# Intuitive explanation of a positive semidefinite matrix

One intuitive definition is as follows. Multiply any vector with a positive semi-definite matrix. The angle between the original vector and the resultant vector will always be less than or equal $\frac{\pi}{2}$. The positive definite matrix tries to keep the vector within a certain half space containing the vector. This is analogous to what a positive number does to a real variable. Multiply it and it only stretches or contracts the number but never reflects it about the origin.

First I'll tell you how I think about Hermitian positive-definite matrices. A Hermitian positive-definite matrix $M$ defines a sesquilinear inner product $\langle Mv, w \rangle = \langle v, Mw \rangle$, and in fact every inner product on a finite-dimensional inner product space $V$ has this form. In other words it is a way of computing angles between vectors, or a way of projecting vectors onto other vectors; over the real numbers it is the key ingredient to doing Euclidean geometry. An inner product can be recovered from the norm $\langle Mv, v \rangle = \langle v, Mv \rangle$ it induces, and a norm in turn can be recovered from its unit sphere $\{ v : \langle Mv, v \rangle = 1 \}$. This unit sphere is a distorted version of the usual unit sphere; the distortions will occur along axes corresponding to the eigenvectors of $M$, and the amount of distortion corresponds to the (inverses of the) corresponding eigenvalues. For example when $\dim V = 2$ it is an ellipse and when $\dim V = 3$ it is an ellipsoid.

A Hermitian positive-semidefinite matrix $M$ no longer describes an inner product because it is not necessarily positive-definite, but it still defines a sesquilinear form. It also defines a function $\langle Mv, v \rangle$ which is no longer a norm because it is not necessarily positive-definite; some people call these "pseudonorms," I think. The corresponding unit sphere $\{ v : \langle Mv, v \rangle = 1 \}$ might now be lower-dimensional than the usual unit sphere, depending on how many eigenvalues are equal to zero; for example if $\dim V = 3$ it might be an ellipsoid, or an ellipse, or two points.

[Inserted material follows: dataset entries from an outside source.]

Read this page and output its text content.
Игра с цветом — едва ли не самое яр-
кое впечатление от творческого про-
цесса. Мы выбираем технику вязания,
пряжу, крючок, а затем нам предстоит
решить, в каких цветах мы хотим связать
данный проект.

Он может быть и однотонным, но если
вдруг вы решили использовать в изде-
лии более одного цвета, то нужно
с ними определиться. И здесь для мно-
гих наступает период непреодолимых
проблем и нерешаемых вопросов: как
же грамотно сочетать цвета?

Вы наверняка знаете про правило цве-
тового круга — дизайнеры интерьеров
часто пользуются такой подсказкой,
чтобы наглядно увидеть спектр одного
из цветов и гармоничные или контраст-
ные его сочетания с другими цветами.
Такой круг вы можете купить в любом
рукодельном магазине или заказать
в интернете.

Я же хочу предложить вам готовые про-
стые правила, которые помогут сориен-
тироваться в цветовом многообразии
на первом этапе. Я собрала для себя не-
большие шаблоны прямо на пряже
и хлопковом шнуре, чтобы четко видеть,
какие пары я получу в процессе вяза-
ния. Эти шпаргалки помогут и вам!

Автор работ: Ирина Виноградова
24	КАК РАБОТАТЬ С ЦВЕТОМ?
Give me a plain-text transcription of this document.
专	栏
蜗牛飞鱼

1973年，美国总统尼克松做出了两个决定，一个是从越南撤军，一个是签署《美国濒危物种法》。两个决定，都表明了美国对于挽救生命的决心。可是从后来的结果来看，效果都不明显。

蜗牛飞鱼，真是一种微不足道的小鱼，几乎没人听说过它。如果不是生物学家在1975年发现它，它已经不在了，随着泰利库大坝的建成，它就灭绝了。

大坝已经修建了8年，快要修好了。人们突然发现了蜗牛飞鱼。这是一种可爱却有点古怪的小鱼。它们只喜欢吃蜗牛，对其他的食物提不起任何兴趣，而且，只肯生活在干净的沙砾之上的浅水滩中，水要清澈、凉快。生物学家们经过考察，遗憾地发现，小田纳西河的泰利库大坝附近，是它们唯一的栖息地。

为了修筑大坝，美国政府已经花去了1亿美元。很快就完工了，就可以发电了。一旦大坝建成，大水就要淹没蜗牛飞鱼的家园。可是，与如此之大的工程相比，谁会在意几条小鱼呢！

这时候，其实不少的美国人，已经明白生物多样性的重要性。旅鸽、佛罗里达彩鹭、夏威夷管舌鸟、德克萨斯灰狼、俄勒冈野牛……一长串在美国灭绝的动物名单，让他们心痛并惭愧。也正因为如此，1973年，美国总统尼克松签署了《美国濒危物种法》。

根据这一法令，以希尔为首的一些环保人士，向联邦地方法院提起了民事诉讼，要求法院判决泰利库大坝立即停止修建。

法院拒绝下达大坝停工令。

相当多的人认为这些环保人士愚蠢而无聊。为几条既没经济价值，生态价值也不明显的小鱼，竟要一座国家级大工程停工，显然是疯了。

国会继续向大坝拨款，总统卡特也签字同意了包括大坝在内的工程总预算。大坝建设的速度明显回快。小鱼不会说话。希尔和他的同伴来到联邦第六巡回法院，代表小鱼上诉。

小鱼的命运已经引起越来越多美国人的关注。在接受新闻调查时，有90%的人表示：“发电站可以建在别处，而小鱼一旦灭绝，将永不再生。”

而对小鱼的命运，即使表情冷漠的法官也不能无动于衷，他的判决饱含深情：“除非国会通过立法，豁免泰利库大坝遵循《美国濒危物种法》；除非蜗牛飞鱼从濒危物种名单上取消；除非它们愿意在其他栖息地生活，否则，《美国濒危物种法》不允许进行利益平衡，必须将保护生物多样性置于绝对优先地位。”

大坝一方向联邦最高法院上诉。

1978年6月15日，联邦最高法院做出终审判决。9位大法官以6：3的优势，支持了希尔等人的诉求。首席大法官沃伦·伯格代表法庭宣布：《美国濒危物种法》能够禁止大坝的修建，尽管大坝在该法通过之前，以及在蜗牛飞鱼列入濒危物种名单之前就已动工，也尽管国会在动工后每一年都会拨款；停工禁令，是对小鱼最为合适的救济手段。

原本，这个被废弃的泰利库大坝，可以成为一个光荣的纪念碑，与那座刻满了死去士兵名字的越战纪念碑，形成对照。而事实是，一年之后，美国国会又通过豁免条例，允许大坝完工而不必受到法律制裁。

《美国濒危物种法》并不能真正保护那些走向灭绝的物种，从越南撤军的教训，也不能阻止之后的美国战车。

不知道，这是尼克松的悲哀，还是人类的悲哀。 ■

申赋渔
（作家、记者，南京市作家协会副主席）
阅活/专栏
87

Let's consider the set $E$ of all vectors $y=Mx$, where $x\in\mathbb R^n$ belongs to the unit sphere (i.e. $\|x\|=1$). In other words, $E$ is the image of the unit sphere under the linear transformation. If the matrix is non-degenerate, $E$ is an $n$-dimensional ellipsoid. But if we assume additionally that $M$ is symmetric then we can say much more about the structure of $E$. Namely, the directions of the axes of the ellipsoid are pairwise orthogonal and represented by the eigenvectors of the matrix. Moreover, the lengths of the semiaxes are given by the corresponding eigenvalues.